My pulse is warm with thine own Barley-bree,
My head is light with pledging a great soul,
My eyes are wandering, and I cannot see,
Fancy is dead and drunken at its goal;
Yet can I stamp my foot upon thy floor,
Yet can I ope thy window-sash to find
The meadow thou hast tramped o’er and o’er, –
Yet can I think of thee till thought is blind, –
Yet can I gulp a bumper to thy name,-
O smile among the shades, for this is fame!
#6 “This Living Hand” by John Keats
This living hand, now warm and capable
Of earnest grasping, would, if it were cold
And in the icy silence of the tomb,
So haunt thy days and chill thy dreaming nights
That thou wouldst wish thine own heart dry of blood
So in my veins red life might stream again,
And thou be conscience-calmed, see here it is
I hold it towards you.
#7 “Asleep! O Sleep A Little While, White Pearl!” by John Keats
Asleep! O sleep a little while, white pearl!
And let me kneel, and let me pray to thee,
And let me call Heaven’s blessing on thine eyes,
And let me breathe into the happy air,
That doth enfold and touch thee all about,
Vows of my slavery, my giving up,
My sudden adoration, my great love!
#8 “Modern Love” by John Keats
And what is love? It is a doll, dress’d up,
For idleness to cosset, nurse and dandle;
A thing of soft misnomers, so divine
That silly youth doth think to make itself
Divine by loving, and so goes on
Yawning and doting a whole summer long,
Till Miss’s comb is made a pearl tiara,
And common Wellingtons turn Romeo boots;
Then Cleopatra lives at number seven,
And Antony resides in Brunswick Square.
Fools! if some passions high have warm’d the world,
If Queens and Soldiers have play’d deep for hearts,
It is no reason why such agonies
Should be more common than the growth of weeds.
Fools! make me whole again that weighty pearl
The Queen of Egypt melted, and I’ll say
That ye may love in spite of beaver hats.
#9 “The Dove” by John Keats
I had a dove, and the sweet dove died;
And I have thought it died of grieving;
O, what could it grieve for ? its feet were tied
With a single thread of my own hand’s weaving;
Sweet little red feet, why should you die?

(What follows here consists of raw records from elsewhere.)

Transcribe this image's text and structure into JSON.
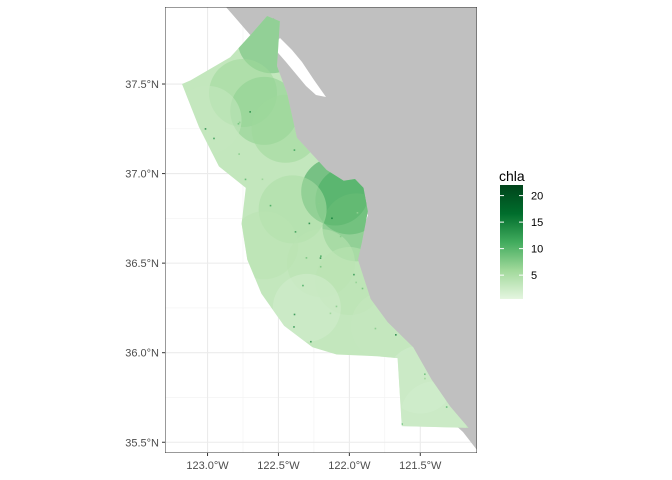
{
  "chart_data": {
    "type": "heatmap",
    "title": "",
    "xlabel": "",
    "ylabel": "",
    "xlim": [
      -123.3,
      -121.1
    ],
    "ylim": [
      35.44,
      37.93
    ],
    "grid": true,
    "x_ticks": [
      {
        "value": -123.0,
        "label": "123.0°W"
      },
      {
        "value": -122.5,
        "label": "122.5°W"
      },
      {
        "value": -122.0,
        "label": "122.0°W"
      },
      {
        "value": -121.5,
        "label": "121.5°W"
      }
    ],
    "y_ticks": [
      {
        "value": 37.5,
        "label": "37.5°N"
      },
      {
        "value": 37.0,
        "label": "37.0°N"
      },
      {
        "value": 36.5,
        "label": "36.5°N"
      },
      {
        "value": 36.0,
        "label": "36.0°N"
      },
      {
        "value": 35.5,
        "label": "35.5°N"
      }
    ],
    "land_color": "#c0c0c0",
    "legend": {
      "title": "chla",
      "placement": "right",
      "range": [
        0.5,
        22
      ],
      "ticks": [
        5,
        10,
        15,
        20
      ],
      "colors": [
        "#e5f5e0",
        "#a1d99b",
        "#41ab5d",
        "#006d2c",
        "#00441b"
      ],
      "low_color": "#e5f5e0",
      "high_color": "#00441b"
    },
    "ocean_region": [
      [
        -122.49,
        37.85
      ],
      [
        -122.51,
        37.6
      ],
      [
        -122.44,
        37.45
      ],
      [
        -122.37,
        37.2
      ],
      [
        -122.16,
        37.02
      ],
      [
        -122.04,
        36.96
      ],
      [
        -121.96,
        36.97
      ],
      [
        -121.9,
        36.92
      ],
      [
        -121.87,
        36.79
      ],
      [
        -121.91,
        36.62
      ],
      [
        -121.94,
        36.52
      ],
      [
        -121.85,
        36.3
      ],
      [
        -121.73,
        36.17
      ],
      [
        -121.55,
        36.03
      ],
      [
        -121.42,
        35.85
      ],
      [
        -121.29,
        35.7
      ],
      [
        -121.16,
        35.58
      ],
      [
        -121.63,
        35.59
      ],
      [
        -121.66,
        35.97
      ],
      [
        -121.8,
        35.98
      ],
      [
        -122.09,
        35.99
      ],
      [
        -122.26,
        36.03
      ],
      [
        -122.46,
        36.15
      ],
      [
        -122.62,
        36.33
      ],
      [
        -122.72,
        36.52
      ],
      [
        -122.76,
        36.72
      ],
      [
        -122.73,
        36.92
      ],
      [
        -122.92,
        37.04
      ],
      [
        -123.06,
        37.26
      ],
      [
        -123.18,
        37.5
      ],
      [
        -123.12,
        37.52
      ],
      [
        -122.84,
        37.65
      ],
      [
        -122.69,
        37.78
      ],
      [
        -122.58,
        37.88
      ]
    ],
    "chla_samples": [
      {
        "lon": -122.55,
        "lat": 37.75,
        "chla": 9
      },
      {
        "lon": -122.75,
        "lat": 37.45,
        "chla": 6
      },
      {
        "lon": -122.6,
        "lat": 37.35,
        "chla": 7
      },
      {
        "lon": -122.45,
        "lat": 37.25,
        "chla": 6
      },
      {
        "lon": -123.0,
        "lat": 37.3,
        "chla": 3
      },
      {
        "lon": -122.1,
        "lat": 36.9,
        "chla": 12
      },
      {
        "lon": -122.0,
        "lat": 36.85,
        "chla": 11
      },
      {
        "lon": -121.95,
        "lat": 36.7,
        "chla": 9
      },
      {
        "lon": -122.4,
        "lat": 36.8,
        "chla": 5
      },
      {
        "lon": -122.6,
        "lat": 36.6,
        "chla": 4
      },
      {
        "lon": -122.2,
        "lat": 36.5,
        "chla": 4
      },
      {
        "lon": -122.0,
        "lat": 36.4,
        "chla": 4
      },
      {
        "lon": -122.3,
        "lat": 36.25,
        "chla": 2
      },
      {
        "lon": -121.75,
        "lat": 36.15,
        "chla": 3
      },
      {
        "lon": -121.5,
        "lat": 35.85,
        "chla": 2
      },
      {
        "lon": -121.4,
        "lat": 35.65,
        "chla": 2
      }
    ]
  }
}
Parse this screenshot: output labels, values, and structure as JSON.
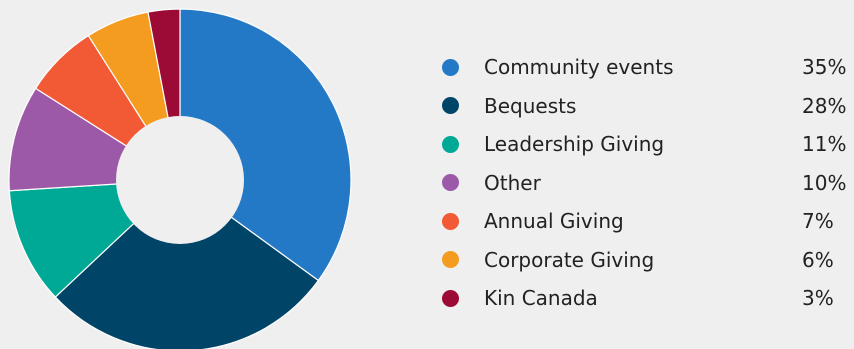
{
  "chart_data": {
    "type": "pie",
    "donut": true,
    "legend_position": "right",
    "slices": [
      {
        "label": "Community events",
        "value": 35,
        "value_label": "35%",
        "color": "#2379c6"
      },
      {
        "label": "Bequests",
        "value": 28,
        "value_label": "28%",
        "color": "#004567"
      },
      {
        "label": "Leadership Giving",
        "value": 11,
        "value_label": "11%",
        "color": "#00a896"
      },
      {
        "label": "Other",
        "value": 10,
        "value_label": "10%",
        "color": "#9b59a8"
      },
      {
        "label": "Annual Giving",
        "value": 7,
        "value_label": "7%",
        "color": "#f15a35"
      },
      {
        "label": "Corporate Giving",
        "value": 6,
        "value_label": "6%",
        "color": "#f49c1f"
      },
      {
        "label": "Kin Canada",
        "value": 3,
        "value_label": "3%",
        "color": "#9c0b35"
      }
    ]
  }
}
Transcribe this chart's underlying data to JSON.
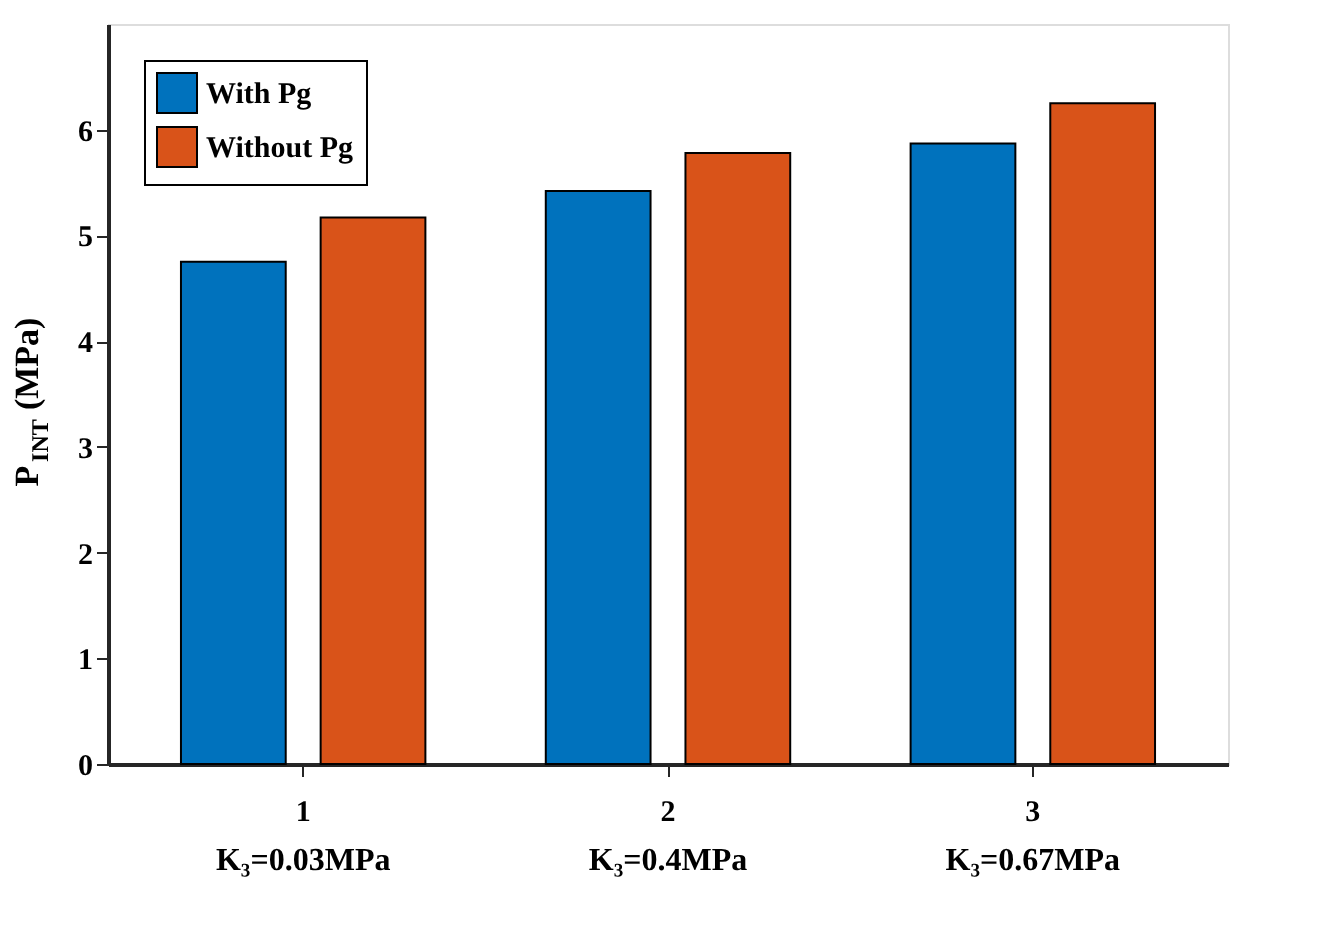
{
  "chart_data": {
    "type": "bar",
    "ylabel": "P$_{INT}$ (MPa)",
    "categories": [
      "1",
      "2",
      "3"
    ],
    "series": [
      {
        "name": "With Pg",
        "color": "#0072bd",
        "values": [
          4.75,
          5.42,
          5.87
        ]
      },
      {
        "name": "Without Pg",
        "color": "#d95319",
        "values": [
          5.17,
          5.78,
          6.25
        ]
      }
    ],
    "ylim": [
      0,
      7
    ],
    "yticks": [
      0,
      1,
      2,
      3,
      4,
      5,
      6
    ],
    "legend": "top left",
    "grid": false,
    "annotations": [
      "K₃=0.03MPa",
      "K₃=0.4MPa",
      "K₃=0.67MPa"
    ]
  }
}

Why should you leave me, sweet bird, why?
You lived alone in the forest tree,
Why, pretty thing ! would you not live with me?

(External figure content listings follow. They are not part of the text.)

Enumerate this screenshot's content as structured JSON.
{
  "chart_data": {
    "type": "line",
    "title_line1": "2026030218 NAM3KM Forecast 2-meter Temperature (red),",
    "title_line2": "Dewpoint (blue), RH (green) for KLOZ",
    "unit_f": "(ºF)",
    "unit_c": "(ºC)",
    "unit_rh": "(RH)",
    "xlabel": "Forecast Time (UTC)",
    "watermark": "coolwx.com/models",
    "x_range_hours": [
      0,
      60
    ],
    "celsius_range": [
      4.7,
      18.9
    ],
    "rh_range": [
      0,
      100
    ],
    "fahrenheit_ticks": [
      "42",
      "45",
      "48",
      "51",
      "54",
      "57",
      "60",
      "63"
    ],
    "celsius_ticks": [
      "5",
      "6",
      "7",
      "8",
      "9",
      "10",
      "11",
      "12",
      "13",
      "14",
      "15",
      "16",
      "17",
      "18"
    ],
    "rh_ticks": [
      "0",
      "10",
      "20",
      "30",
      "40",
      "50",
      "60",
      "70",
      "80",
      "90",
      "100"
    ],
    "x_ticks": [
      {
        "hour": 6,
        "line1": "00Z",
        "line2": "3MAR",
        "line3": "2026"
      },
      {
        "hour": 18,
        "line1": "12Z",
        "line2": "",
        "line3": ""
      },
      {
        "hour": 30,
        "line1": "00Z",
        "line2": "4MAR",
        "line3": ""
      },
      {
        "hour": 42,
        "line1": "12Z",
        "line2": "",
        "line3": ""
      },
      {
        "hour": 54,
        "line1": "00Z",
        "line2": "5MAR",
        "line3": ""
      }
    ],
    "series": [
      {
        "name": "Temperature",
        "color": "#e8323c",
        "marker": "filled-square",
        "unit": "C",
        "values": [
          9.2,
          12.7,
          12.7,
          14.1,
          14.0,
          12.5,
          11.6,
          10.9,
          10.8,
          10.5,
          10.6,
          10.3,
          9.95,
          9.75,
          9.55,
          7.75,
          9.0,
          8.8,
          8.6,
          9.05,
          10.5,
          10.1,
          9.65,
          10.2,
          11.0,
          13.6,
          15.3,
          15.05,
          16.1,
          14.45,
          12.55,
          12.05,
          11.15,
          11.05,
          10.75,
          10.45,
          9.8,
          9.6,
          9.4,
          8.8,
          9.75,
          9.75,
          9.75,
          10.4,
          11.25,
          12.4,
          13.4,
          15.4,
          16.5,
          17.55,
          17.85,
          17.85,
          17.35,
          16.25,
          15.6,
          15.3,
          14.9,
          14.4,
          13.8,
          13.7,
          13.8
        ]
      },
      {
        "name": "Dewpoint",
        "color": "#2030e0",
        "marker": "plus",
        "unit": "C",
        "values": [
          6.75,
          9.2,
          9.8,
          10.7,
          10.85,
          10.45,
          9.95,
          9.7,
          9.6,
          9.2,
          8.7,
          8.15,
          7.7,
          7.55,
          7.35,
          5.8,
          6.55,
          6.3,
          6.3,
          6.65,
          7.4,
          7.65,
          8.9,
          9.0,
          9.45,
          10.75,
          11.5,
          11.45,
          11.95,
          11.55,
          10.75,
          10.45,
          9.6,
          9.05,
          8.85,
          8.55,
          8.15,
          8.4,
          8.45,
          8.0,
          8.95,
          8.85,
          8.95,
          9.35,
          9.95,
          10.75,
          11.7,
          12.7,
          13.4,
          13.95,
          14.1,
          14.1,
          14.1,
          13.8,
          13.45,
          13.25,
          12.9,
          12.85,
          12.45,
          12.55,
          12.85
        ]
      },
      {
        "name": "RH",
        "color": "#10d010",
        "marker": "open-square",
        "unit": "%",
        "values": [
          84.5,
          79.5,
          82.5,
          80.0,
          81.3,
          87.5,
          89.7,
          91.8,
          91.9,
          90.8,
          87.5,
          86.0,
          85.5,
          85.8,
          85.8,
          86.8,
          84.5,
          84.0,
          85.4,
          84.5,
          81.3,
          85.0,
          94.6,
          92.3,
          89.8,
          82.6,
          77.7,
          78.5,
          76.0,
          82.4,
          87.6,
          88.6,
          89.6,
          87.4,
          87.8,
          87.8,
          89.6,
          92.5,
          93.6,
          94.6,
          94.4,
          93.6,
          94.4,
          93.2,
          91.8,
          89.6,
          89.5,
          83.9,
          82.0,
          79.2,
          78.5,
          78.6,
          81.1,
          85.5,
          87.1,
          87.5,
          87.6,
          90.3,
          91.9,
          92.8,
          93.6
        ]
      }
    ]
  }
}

I kissed you oft and gave you white peas;
Why not live sweetly, as in the green trees?
#10 “To Fanny” by John Keats
I cry your mercy, pity, love! aye, love!
Merciful love that tantalizes not,
One-thoughted, never-wandering, guileless love,
Unmasked, and being seen, without a blot!
O! let me have thee whole, all, all, be mine!

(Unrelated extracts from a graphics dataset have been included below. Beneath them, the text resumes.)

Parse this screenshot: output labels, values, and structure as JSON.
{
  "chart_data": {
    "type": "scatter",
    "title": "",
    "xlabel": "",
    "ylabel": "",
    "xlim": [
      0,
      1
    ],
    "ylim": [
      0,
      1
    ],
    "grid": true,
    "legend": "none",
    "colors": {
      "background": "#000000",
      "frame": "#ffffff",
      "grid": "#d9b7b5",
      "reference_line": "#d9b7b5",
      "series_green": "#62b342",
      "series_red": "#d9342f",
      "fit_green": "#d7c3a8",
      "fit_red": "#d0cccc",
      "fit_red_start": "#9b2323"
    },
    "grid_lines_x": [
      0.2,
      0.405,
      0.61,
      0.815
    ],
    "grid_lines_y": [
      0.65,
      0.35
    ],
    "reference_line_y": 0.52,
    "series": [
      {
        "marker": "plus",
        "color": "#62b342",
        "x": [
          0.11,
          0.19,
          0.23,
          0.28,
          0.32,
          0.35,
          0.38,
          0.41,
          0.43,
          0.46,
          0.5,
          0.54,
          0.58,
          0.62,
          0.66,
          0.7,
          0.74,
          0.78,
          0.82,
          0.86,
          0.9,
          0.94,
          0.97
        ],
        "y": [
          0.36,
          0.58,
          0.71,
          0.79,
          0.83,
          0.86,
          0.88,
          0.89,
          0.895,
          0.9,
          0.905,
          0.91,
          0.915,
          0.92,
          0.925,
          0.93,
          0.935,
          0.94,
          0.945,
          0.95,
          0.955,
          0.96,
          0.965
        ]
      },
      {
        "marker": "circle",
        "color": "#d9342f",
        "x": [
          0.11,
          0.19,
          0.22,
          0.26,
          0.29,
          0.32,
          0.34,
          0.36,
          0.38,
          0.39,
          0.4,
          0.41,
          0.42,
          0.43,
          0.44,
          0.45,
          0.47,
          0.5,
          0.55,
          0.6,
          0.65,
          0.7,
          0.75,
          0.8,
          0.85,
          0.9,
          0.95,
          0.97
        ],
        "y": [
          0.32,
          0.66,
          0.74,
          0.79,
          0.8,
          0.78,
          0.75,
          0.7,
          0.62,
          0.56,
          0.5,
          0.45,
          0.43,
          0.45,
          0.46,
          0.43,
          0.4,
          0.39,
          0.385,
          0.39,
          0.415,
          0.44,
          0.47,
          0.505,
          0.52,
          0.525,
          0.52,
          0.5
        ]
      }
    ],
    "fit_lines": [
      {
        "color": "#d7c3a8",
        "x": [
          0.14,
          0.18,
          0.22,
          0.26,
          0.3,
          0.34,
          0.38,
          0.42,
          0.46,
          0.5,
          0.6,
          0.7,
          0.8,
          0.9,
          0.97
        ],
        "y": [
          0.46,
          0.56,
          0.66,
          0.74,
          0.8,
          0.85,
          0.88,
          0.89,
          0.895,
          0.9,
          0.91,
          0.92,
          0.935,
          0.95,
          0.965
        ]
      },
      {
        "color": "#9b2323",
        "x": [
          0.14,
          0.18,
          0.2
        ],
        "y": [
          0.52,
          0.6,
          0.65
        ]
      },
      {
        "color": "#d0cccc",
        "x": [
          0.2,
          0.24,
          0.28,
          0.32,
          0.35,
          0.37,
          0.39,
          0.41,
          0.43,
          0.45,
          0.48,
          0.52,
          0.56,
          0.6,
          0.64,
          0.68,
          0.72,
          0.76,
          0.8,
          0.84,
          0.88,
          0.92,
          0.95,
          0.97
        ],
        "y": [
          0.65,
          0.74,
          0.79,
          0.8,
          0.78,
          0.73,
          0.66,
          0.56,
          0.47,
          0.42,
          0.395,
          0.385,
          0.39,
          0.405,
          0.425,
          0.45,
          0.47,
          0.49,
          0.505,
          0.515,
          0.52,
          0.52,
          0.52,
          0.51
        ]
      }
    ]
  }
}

That shape, that fairness, that sweet minor zest
Of love, your kiss, those hands, those eyes divine,
That warm, white, lucent, million-pleasured breast,
Yourself, your soul, in pity give me all,
Withhold no atom’s atom or I die,
Or living on, perhaps, your wretched thrall,
Forget, in the mist of idle misery,
Life’s purposes, the palate of my mind
Losing its gust, and my ambition blind!